Although the last 13 months saw Athlon go from 500 to 1200 MHz, there is still plenty of headroom left for this processor. Soon the performance of AMD-systems will be improved by the introduction of DDR-SDRAM support. It won't be long until AMD will introduce a new chipset that finally enables multi-processing for its processors, at the same time when Intel releases a new processor that won't be able to do dual or multi-processing for quite a while.

Still there seems to be the need for other improvements that might not be welcomed by current SocketA-platform owners. If my speculation is right then Athlon will soon require the 133 MHz processor bus to successfully compete with Intel's upcoming Pentium 4. This might also require new motherboards to accommodate the new processor versions.

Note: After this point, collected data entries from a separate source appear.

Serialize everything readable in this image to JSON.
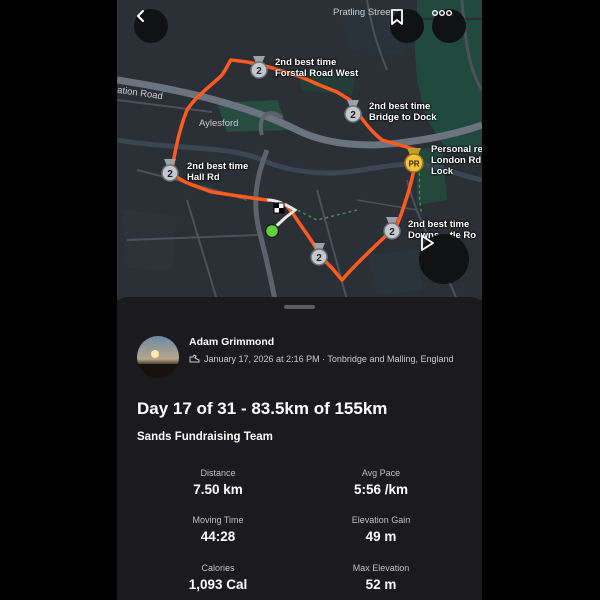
{
  "map": {
    "street_labels": [
      "Pratling Street",
      "ation Road",
      "Aylesford"
    ],
    "segments": [
      {
        "type": "2nd",
        "line1": "2nd best time",
        "line2": "Forstal Road West"
      },
      {
        "type": "2nd",
        "line1": "2nd best time",
        "line2": "Bridge to Dock"
      },
      {
        "type": "pr",
        "line1": "Personal re",
        "line2": "London Rd",
        "line3": "Lock"
      },
      {
        "type": "2nd",
        "line1": "2nd best time",
        "line2": "Hall Rd"
      },
      {
        "type": "2nd",
        "line1": "2nd best time",
        "line2": "Downs... tle Ro"
      }
    ],
    "medal_labels": {
      "second": "2",
      "pr": "PR"
    },
    "route_color": "#ff5a1f",
    "controls": [
      "back-icon",
      "bookmark-icon",
      "more-icon",
      "play-icon"
    ]
  },
  "activity": {
    "athlete": "Adam Grimmond",
    "date_location": "January 17, 2026 at 2:16 PM · Tonbridge and Malling, England",
    "title": "Day 17 of 31 - 83.5km of 155km",
    "club": "Sands Fundraising Team",
    "stats": [
      {
        "label": "Distance",
        "value": "7.50 km"
      },
      {
        "label": "Avg Pace",
        "value": "5:56 /km"
      },
      {
        "label": "Moving Time",
        "value": "44:28"
      },
      {
        "label": "Elevation Gain",
        "value": "49 m"
      },
      {
        "label": "Calories",
        "value": "1,093 Cal"
      },
      {
        "label": "Max Elevation",
        "value": "52 m"
      }
    ]
  }
}
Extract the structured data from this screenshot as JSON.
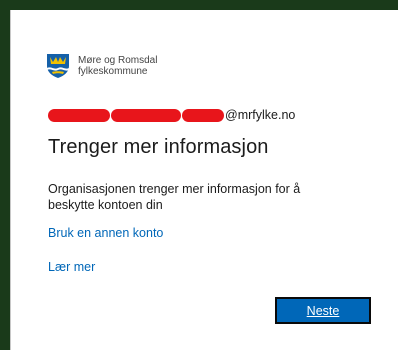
{
  "org": {
    "logo_icon": "county-shield-icon",
    "name_line1": "Møre og Romsdal",
    "name_line2": "fylkeskommune"
  },
  "account": {
    "domain": "@mrfylke.no"
  },
  "title": "Trenger mer informasjon",
  "description": "Organisasjonen trenger mer informasjon for å beskytte kontoen din",
  "links": {
    "other_account": "Bruk en annen konto",
    "learn_more": "Lær mer"
  },
  "button": {
    "next_label": "Neste"
  },
  "colors": {
    "link": "#0067b8",
    "button": "#0067b8",
    "redaction": "#e8151b",
    "frame": "#1a3a1a"
  }
}
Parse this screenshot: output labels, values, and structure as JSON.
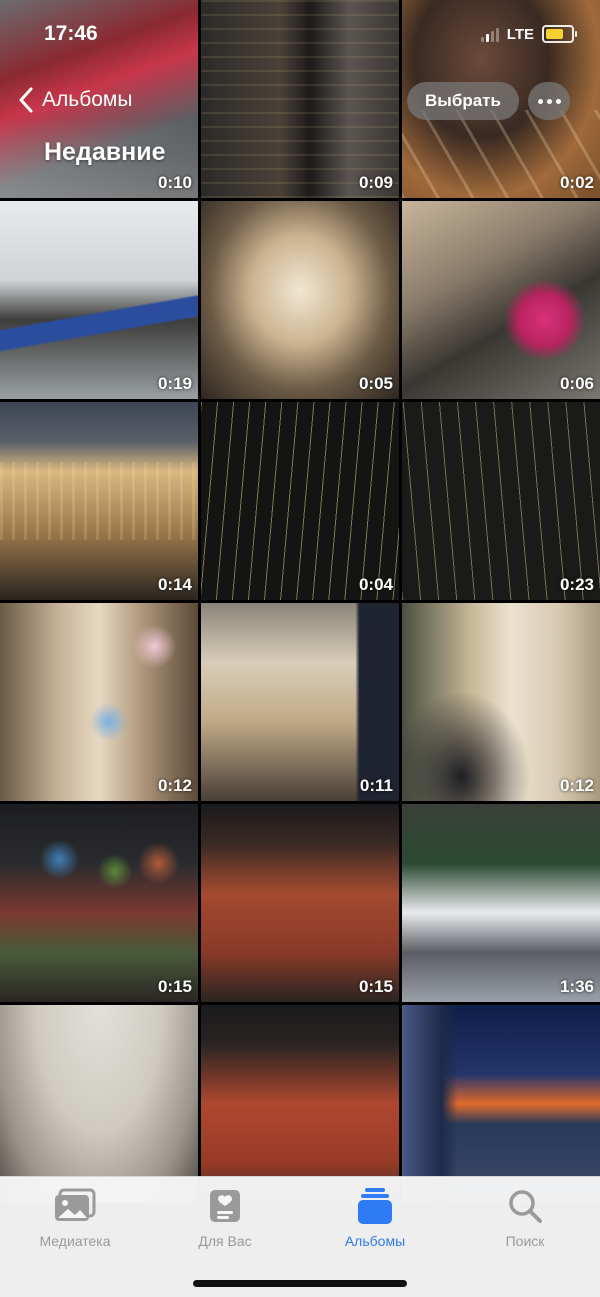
{
  "status_bar": {
    "time": "17:46",
    "network": "LTE"
  },
  "nav": {
    "back_label": "Альбомы",
    "title": "Недавние",
    "select_label": "Выбрать"
  },
  "grid": {
    "items": [
      {
        "duration": "0:10"
      },
      {
        "duration": "0:09"
      },
      {
        "duration": "0:02"
      },
      {
        "duration": "0:19"
      },
      {
        "duration": "0:05"
      },
      {
        "duration": "0:06"
      },
      {
        "duration": "0:14"
      },
      {
        "duration": "0:04"
      },
      {
        "duration": "0:23"
      },
      {
        "duration": "0:12"
      },
      {
        "duration": "0:11"
      },
      {
        "duration": "0:12"
      },
      {
        "duration": "0:15"
      },
      {
        "duration": "0:15"
      },
      {
        "duration": "1:36"
      },
      {
        "duration": ""
      },
      {
        "duration": ""
      },
      {
        "duration": ""
      }
    ]
  },
  "tabbar": {
    "tabs": [
      {
        "label": "Медиатека",
        "icon": "photos-library-icon"
      },
      {
        "label": "Для Вас",
        "icon": "for-you-icon"
      },
      {
        "label": "Альбомы",
        "icon": "albums-icon"
      },
      {
        "label": "Поиск",
        "icon": "search-icon"
      }
    ],
    "active_color": "#2f7bf5",
    "inactive_color": "#9a9a9a"
  }
}
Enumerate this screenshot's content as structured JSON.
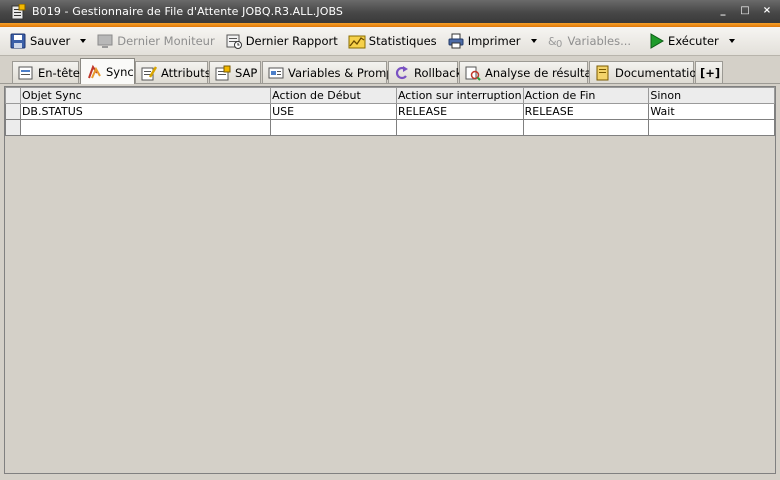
{
  "window": {
    "title": "B019 - Gestionnaire de File d'Attente JOBQ.R3.ALL.JOBS",
    "buttons": {
      "minimize": "_",
      "maximize": "□",
      "close": "×"
    }
  },
  "toolbar": {
    "save": "Sauver",
    "last_monitor": "Dernier Moniteur",
    "last_report": "Dernier Rapport",
    "statistics": "Statistiques",
    "print": "Imprimer",
    "variables": "Variables...",
    "execute": "Exécuter"
  },
  "tabs": [
    {
      "label": "En-tête",
      "icon": "header-icon"
    },
    {
      "label": "Sync",
      "icon": "sync-icon",
      "active": true
    },
    {
      "label": "Attributs",
      "icon": "attributes-icon"
    },
    {
      "label": "SAP",
      "icon": "sap-icon"
    },
    {
      "label": "Variables & Prompts",
      "icon": "variables-icon"
    },
    {
      "label": "Rollback",
      "icon": "rollback-icon"
    },
    {
      "label": "Analyse de résultats",
      "icon": "analysis-icon"
    },
    {
      "label": "Documentation",
      "icon": "documentation-icon"
    },
    {
      "label": "[+]",
      "icon": "add-tab-icon"
    }
  ],
  "table": {
    "columns": [
      "Objet Sync",
      "Action de Début",
      "Action sur interruption",
      "Action de Fin",
      "Sinon"
    ],
    "rows": [
      [
        "DB.STATUS",
        "USE",
        "RELEASE",
        "RELEASE",
        "Wait"
      ],
      [
        "",
        "",
        "",
        "",
        ""
      ]
    ]
  },
  "colors": {
    "titlebar": "#474747",
    "accent_strip": "#f08a1a",
    "background": "#d4d0c8"
  }
}
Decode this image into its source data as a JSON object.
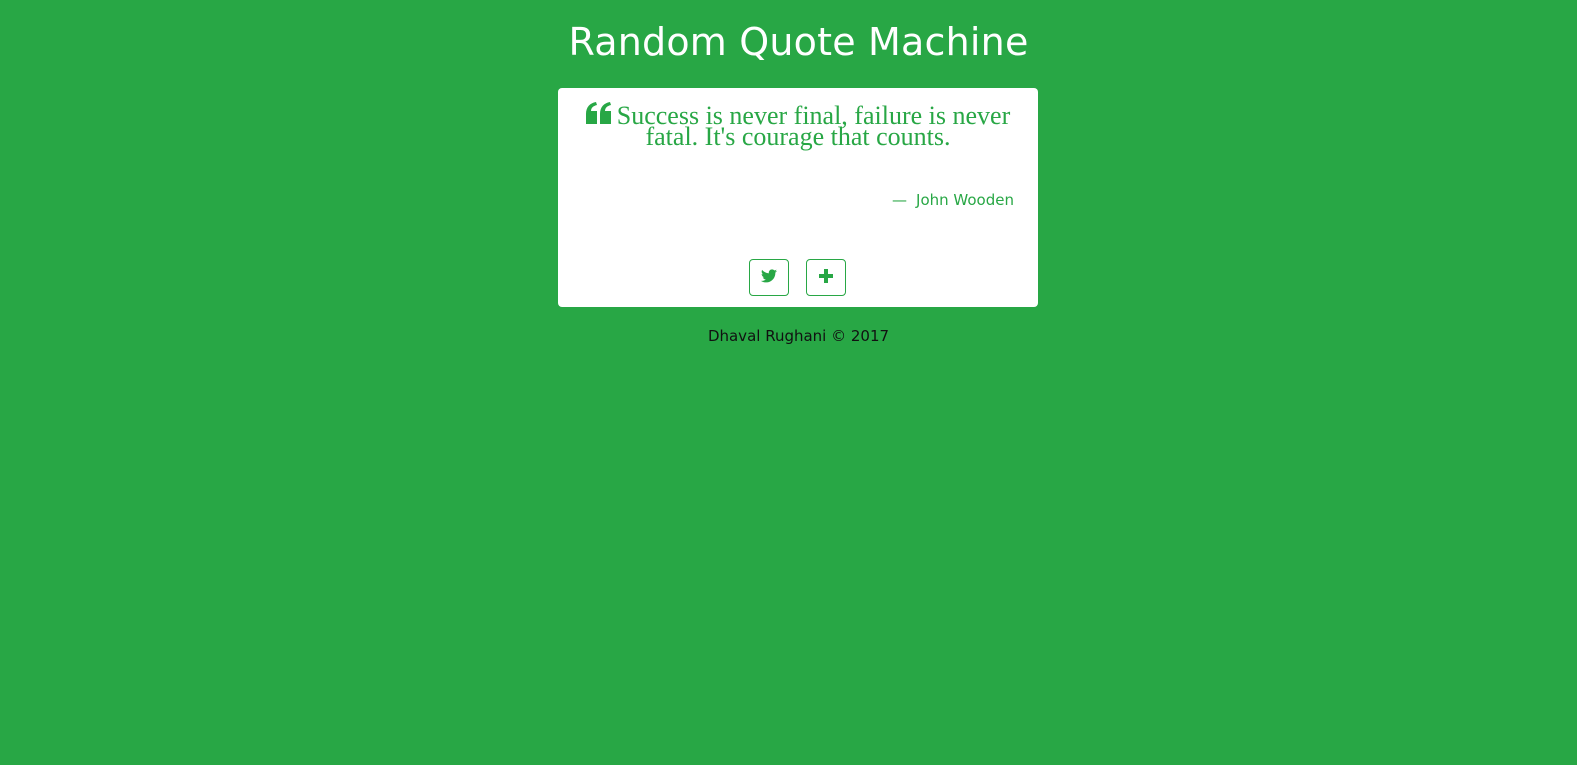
{
  "header": {
    "title": "Random Quote Machine"
  },
  "quote": {
    "text": "Success is never final, failure is never fatal. It's courage that counts.",
    "dash": "—",
    "author": "John Wooden"
  },
  "actions": {
    "tweet_icon": "twitter-icon",
    "new_quote_icon": "plus-icon"
  },
  "footer": {
    "credit": "Dhaval Rughani © 2017"
  },
  "colors": {
    "background": "#28a745",
    "card": "#ffffff",
    "accent": "#28a745",
    "title_text": "#ffffff",
    "footer_text": "#111111"
  }
}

After looking at Intel's current pricing it is pretty obvious that only a minority can be crazy enough to sink major amounts of money in high-end Pentium III processors. It is not surprising that the majority of sold beyond 900 MHz processors are actually carrying the brand 'AMD'. We will have to see if Intel's next-generation Pentium 4 will be able to change this trend. I personally think that Intel's major justification for still being reasonably successful in the processor market can only be the uneducated average PC-user, who's simply too blind to see the writing on the wall. I wouldn't know why else Intel would be able to get away with a pricing that's simply appalling. I am not saying that Intel's processors are bad at all, but the pricing is just not justifiable.